Sports Illustrated reported it was a torn ACL and LCL, but ESPN said he tore the ACL and MCL. The Irish, and the Smith camp, have been mum on the subject.
The MCL is a ligament on the inside part of the knee, and the LCL is a ligament on the outside part of the knee, said Samuel Taylor, an orthopedic surgeon and sports medicine specialist at Hospital for Special Surgery in New York.
Taylor has no immediate knowledge of Smith’s injury but said the process for handling knee injuries with ACL and MCL tears typically involves a wait for the MCL to heal on its own while protected by a brace, exercises to regain motion and then ACL repair.
With any multiligament tear, recovery timetables vary as they come down to differences in injury, Taylor added.
"Everyone is treated somewhat differently," Taylor said. "In general, the return to play is usually not before six months, and it may be nine months to a year depending on how well the player is able to rehab and get their strength and stability back in the knee."
Just seven weeks into his comeback, Smith will only do interviews with NFL teams but no physical tests this week at Lucas Oil Stadium.
Smith likely will come across to NFL executives at the combine as mature and responsible, yet they’ll want to know most about his knee.
On Feb. 3, Irish coach Brian Kelly relayed "real positive news" that Smith’s progress was two weeks ahead of schedule.
But it may be difficult for Smith to see the field his rookie season, if a Journal Gazette review of 10 professional and collegiate players who suffered similar multiligament knee tears is any indication.
The average elapsed time for those 10 cases between the player’s injury and his next football game was 12 months, one week and four days.
Sure, Smith can hope to be a Wes Welker (played eight months and three days after a torn ACL and MCL) or an Adrian Peterson (played eight months and two weeks after tearing the ACL and MCL).
But Smith also must know the cautionary tale of fellow linebacker NaVorro Bowman, who tore the ACL and MCL in his left knee in an NFL playoff game Jan. 20, 2014.
Bowman never made it back that fall for the 2014 season, and when he returned in 2015, he’d been shelved nearly 21 months.
Returning to the playing field is only part of the story for Smith, however.
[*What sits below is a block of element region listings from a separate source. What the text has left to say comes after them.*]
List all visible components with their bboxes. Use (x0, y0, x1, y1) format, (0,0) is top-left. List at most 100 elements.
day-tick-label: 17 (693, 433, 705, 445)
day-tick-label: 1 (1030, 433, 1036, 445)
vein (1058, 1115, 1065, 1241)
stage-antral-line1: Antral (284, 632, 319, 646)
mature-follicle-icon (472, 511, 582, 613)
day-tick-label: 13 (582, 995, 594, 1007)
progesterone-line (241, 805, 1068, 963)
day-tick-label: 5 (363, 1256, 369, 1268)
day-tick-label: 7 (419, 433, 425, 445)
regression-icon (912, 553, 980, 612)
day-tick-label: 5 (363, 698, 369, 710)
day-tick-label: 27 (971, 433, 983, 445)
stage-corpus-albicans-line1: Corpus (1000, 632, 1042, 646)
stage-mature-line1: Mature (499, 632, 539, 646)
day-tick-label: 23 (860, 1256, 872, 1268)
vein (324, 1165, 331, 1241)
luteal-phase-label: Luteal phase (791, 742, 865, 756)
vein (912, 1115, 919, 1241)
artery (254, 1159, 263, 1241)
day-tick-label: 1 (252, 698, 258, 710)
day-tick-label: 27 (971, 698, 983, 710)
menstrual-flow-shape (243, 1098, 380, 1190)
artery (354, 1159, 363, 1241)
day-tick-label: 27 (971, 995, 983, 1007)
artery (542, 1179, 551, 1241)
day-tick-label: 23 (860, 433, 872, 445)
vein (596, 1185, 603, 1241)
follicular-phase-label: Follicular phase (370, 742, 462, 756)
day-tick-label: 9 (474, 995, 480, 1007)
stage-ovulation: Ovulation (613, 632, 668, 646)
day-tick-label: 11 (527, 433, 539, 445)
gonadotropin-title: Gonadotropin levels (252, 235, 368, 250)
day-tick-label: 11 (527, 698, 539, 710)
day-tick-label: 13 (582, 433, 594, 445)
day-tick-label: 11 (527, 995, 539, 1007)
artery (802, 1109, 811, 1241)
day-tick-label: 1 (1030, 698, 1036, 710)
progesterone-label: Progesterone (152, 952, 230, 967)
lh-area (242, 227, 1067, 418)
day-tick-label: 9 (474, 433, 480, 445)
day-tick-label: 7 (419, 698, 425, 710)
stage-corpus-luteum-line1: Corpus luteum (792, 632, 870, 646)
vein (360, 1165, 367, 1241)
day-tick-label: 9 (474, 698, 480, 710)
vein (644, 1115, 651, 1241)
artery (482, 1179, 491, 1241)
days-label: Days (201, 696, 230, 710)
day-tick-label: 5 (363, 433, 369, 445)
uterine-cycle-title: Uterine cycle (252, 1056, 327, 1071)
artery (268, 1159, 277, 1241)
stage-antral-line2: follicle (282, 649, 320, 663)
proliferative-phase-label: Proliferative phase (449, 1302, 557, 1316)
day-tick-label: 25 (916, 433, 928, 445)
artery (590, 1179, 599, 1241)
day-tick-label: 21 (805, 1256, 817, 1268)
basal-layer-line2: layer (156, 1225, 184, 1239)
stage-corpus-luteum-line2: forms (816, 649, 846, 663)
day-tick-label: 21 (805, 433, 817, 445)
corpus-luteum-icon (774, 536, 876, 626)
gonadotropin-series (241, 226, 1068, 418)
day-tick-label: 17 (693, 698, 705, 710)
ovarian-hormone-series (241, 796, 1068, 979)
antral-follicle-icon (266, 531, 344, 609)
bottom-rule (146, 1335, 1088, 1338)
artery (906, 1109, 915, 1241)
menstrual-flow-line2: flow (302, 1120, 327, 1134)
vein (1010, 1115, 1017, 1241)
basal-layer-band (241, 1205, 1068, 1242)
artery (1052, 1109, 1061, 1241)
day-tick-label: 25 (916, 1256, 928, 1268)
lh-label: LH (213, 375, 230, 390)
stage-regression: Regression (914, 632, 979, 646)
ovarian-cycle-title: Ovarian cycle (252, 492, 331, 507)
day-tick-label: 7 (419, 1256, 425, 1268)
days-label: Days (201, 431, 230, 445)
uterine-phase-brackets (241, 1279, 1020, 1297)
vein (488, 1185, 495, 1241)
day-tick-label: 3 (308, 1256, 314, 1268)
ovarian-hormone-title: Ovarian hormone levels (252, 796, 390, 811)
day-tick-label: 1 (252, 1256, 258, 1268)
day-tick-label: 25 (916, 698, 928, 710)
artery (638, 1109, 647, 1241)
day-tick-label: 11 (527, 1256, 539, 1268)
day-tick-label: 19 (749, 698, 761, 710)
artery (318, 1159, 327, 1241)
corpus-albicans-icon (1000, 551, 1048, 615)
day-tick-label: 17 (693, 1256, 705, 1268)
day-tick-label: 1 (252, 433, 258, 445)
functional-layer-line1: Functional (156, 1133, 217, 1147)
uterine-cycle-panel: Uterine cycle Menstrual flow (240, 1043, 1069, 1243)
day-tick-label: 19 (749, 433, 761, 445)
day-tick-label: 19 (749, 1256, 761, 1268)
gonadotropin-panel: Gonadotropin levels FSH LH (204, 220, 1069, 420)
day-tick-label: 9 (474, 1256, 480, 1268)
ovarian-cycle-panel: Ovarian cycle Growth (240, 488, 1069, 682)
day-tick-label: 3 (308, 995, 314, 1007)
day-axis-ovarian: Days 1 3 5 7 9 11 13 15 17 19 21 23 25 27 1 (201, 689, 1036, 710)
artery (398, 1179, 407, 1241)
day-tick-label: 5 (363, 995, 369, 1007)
Once he does so, some wonder if there will be increased risk of Smith re-injuring that left knee.
"Patients always ask me if this injury will have long-term impact upon the knee, and the real answer is we don’t know," Taylor said. "In general, the goal is to take a knee that has become unstable and to repair it in a way to make it stable."
The good news for Smith, who pledged to attack rehab with all his might, is that how driven and ambitious he is in this process could help, Taylor believes, if Smith lives up to his strong-minded reputation.
"There is a psychological impact to it," Taylor said. "Any player who has to return to play has to be able to do so with confidence in their knee."